I know more about Buffet and Munger lifes than my own grandparents whom died relatively young in my childhood. Cannot explain how anything related to Charlie and Warren had hit me, I think they really feel like close wise elders in my spirit
The only unusual element I saw were some ropes deliberately blocking off the driveway. From a prior news article, I was aware he employed a PSD, but I didn't see any obvious security presence on the property--likely they're very deliberately low-key.
https://www.nasdaq.com/articles/warren-buffett-hosts-15-whar...
I "visited" Buffet's house about a decade ago or so when I drove from Chicago to the Bay Area to move there.

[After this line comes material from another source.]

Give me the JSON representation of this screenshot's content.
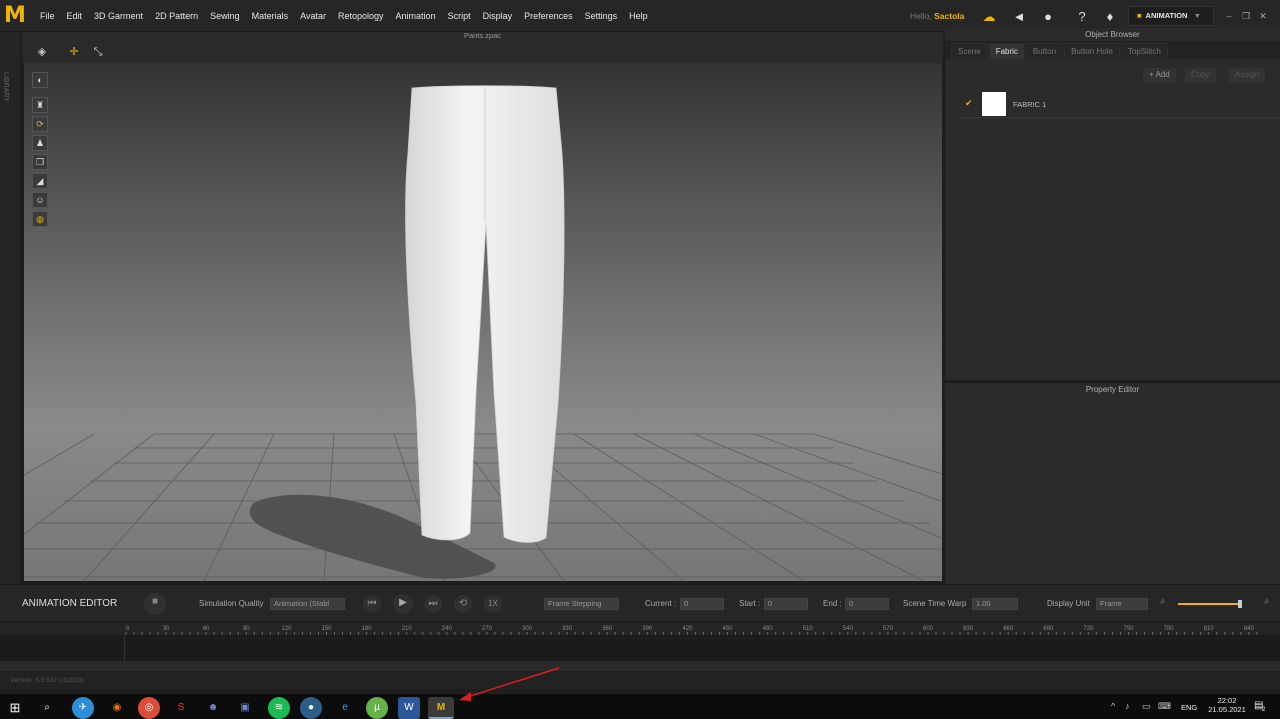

"Visited" is rather generous - I went by it, saw some security, took some selfies and pics, and paid my respects at the Steakhouse :) Now I wish I had sought an opportunity to visit him in person.
Anyhow... BRKB has been in my portfolio for 20+ years. (Now dwarfed by other Tech equity)
Since this post is about financial investments, equity trading and M&A activities, I wonder is anyone shorting AI stocks to profit from the current bubble? I would be interested on people's stance (yes/no/why), and which instruments they use (if yes).
Everybody always talks about Buffet and late Charlie Munger, but they also knew how to hire talents like Todd Combs and Ted Weschler.